One by one the dancers enter in the first number. Each has a name and a character drawn from the hoary annals of entertainment. There’s a dizzy dame in black who’s always fishing around for something in her carryall, a leggy platinum blonde with a boa and a long cigarette holder, a sailor whose moves are borrowed from Jerome Robbins’s Fancy Free, a couple in bronze who seem to be the best dancers but have a rocky relationship, a flouncy vamp in red fringe, a white girl in pigtails who’s probably underage, a prim secretary with glasses and a book, and assorted dudes on the make.
Choreographer Willie Rosario and dramaturge Edwin Sanchez don’t do anything to develop these stereotypes or make us care about them. If anything, by the end of the show they seem to have become more alike. So have the dances, which all seem to be variations on the same steps. In the ensemble numbers, nobody stays with the same partner for the whole time. There are displays of competitiveness, jealousy, vanity, and petulance, but nothing to attract attention for more than five minutes.

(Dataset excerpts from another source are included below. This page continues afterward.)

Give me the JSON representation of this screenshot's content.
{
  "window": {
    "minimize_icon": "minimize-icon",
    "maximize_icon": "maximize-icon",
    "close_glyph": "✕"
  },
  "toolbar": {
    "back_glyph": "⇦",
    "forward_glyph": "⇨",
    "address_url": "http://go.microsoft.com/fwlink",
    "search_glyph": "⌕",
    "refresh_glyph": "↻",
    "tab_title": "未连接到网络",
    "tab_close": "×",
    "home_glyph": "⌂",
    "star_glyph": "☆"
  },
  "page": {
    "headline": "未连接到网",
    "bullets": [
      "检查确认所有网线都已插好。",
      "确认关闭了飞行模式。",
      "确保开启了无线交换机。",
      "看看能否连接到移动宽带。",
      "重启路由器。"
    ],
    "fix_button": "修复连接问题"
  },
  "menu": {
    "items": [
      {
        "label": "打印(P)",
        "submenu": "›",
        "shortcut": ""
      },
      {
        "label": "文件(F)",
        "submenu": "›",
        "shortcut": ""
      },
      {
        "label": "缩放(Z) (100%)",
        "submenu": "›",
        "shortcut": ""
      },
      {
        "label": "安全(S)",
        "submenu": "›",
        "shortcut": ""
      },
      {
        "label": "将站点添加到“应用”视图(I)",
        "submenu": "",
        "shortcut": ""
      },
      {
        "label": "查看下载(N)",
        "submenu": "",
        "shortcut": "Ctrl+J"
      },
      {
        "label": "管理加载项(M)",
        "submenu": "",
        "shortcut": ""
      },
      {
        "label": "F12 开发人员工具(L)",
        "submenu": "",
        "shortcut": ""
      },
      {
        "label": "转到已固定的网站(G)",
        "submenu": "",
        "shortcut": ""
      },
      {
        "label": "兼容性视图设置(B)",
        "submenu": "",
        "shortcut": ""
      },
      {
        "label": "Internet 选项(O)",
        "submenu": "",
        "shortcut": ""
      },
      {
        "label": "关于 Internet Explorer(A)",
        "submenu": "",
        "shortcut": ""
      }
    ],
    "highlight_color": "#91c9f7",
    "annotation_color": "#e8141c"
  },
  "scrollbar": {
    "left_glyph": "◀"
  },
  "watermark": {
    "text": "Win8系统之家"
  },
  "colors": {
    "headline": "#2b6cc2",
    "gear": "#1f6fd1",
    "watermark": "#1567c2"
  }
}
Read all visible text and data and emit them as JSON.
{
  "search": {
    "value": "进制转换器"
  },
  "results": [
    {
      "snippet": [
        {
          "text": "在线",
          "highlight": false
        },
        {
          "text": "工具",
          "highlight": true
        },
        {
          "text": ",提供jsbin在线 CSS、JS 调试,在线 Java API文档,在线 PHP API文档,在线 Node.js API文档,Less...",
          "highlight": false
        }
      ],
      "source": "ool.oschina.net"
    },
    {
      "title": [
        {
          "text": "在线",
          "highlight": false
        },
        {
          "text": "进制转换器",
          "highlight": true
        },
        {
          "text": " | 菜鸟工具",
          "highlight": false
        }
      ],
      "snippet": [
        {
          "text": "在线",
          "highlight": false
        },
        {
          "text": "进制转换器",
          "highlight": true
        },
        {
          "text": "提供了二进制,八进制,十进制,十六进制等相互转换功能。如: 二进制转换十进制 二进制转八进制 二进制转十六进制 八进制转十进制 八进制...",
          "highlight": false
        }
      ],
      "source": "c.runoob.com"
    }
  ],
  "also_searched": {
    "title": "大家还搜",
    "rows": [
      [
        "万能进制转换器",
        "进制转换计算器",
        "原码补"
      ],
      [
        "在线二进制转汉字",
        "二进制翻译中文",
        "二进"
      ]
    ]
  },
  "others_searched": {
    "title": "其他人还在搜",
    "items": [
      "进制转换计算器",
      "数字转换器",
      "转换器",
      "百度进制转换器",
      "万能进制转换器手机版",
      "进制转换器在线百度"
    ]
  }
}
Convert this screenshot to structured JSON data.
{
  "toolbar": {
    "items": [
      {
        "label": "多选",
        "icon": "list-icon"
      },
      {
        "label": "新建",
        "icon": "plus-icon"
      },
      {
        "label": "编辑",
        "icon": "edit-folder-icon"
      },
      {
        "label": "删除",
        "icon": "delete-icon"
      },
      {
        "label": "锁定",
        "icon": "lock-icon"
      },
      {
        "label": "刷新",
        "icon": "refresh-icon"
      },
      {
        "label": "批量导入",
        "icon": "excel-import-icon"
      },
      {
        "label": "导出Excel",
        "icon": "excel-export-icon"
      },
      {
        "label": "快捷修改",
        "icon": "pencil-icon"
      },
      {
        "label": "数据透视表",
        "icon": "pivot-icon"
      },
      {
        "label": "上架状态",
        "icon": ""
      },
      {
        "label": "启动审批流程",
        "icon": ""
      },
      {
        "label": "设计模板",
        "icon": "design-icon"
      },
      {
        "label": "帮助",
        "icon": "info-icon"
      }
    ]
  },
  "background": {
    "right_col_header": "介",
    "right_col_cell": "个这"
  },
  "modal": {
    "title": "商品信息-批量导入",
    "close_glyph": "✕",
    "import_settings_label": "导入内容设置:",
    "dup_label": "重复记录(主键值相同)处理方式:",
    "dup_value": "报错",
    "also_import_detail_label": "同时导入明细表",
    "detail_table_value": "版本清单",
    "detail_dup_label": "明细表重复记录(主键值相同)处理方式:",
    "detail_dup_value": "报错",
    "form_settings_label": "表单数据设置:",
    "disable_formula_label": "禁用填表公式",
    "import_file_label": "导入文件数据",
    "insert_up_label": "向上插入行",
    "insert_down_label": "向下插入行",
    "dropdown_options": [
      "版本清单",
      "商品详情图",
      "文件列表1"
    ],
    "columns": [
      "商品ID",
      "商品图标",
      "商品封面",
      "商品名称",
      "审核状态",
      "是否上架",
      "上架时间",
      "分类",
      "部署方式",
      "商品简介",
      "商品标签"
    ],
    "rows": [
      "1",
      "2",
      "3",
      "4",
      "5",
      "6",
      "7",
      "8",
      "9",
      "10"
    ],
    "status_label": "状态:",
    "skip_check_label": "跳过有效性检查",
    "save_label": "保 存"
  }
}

The orchestra plays long, painfully amplified numbers in between the dance numbers, and the dancers sit at the tables trying to look animated, but they aren’t given anything to work with — no ongoing character relationships, not even sociable business or props. Eventually it’s closing time and they all drift away. They may not have gotten whatever they came for, but they don’t seem to mind.
I’m not familiar enough with Latin social dance and music styles to tell how authentic Palladium Nights was. It might have been intended as a stagy anthology, a portrait of an era, a south-of-the-border Riverdance. I liked the orchestra despite its ear-splitting decibels. The dancing seemed a decorative add-on.